In Miroculus’s first iteration of their detection platform, it eliminated the precise temperature control required by traditional methods and used a technique that works under isothermal (constant temperature) conditions. Instead of requiring a microscope or expensive plate reader, the output signal is visible to the naked eye with analysis that can be done using a smartphone. As ubiquitous as smartphones are these days, would you still consider them an “everyday” tool? Perhaps in many countries, but certainly not in every hospital lab or clinic globally. So in the second iteration, Miroculus eliminated the smartphone to make the system more robust and even more accessible.

But it’s the third iteration (which will be released later this year) that I think is really interesting. Even with cheap equipment and simple conditions, miRNA analysis still requires skill on the part of the technician. For those of us used to working in a lab, pipetting feels like you could do it in your sleep. But that minimizes the importance of skilled hands in producing reliable, reproducible data. Perhaps, though it would be difficult, you could design a method with limited sample preparation that a nonexpert could execute. But for gastric cancer, Miroculus detects miRNA from plasma that has to be processed before the detection step. Instead of redesigning the methodology, Miroculus engineered a plate that manages some of the pipetting for you with digital microfluidics (DMF).

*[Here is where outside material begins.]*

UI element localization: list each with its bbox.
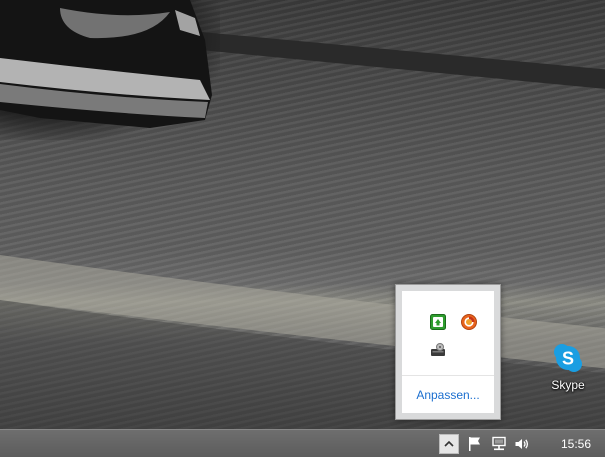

Soto explains digital microfluidics like this: “If you have a board that’s printed with electrodes, you can apply a voltage through each electrode that creates a force that makes the droplets on top of the board move. That’s how you can move liquids in an automated fashion.” When I asked him how he selected that method compared to the other microfluidic techniques out there, he said there was really no choice. “This was really the only technique that would accomplish the task in a flexible platform.” Using DMF, you front-load all the complexity into the plate. It may seem like this sophistication would result in really expensive starting materials (and heck, isn’t the point of democratization to be inexpensive?) But compared to other microfluidic techniques, you can fabricate a general electrode design using simple photolithography to use with DMF. This makes it easy to reconfigure one design for multiple applications. Soto compared it to software: “It gives you the flexibility to adapt as a scientist and makes it easy to make iterations.”

While the technology has evolved a lot in the last three years, Soto said the core goal—to democratize molecular testing—has not. We’ll be hearing a lot from Miroculus in the next year, and I’ll certainly be watching to see what the next iteration achieves.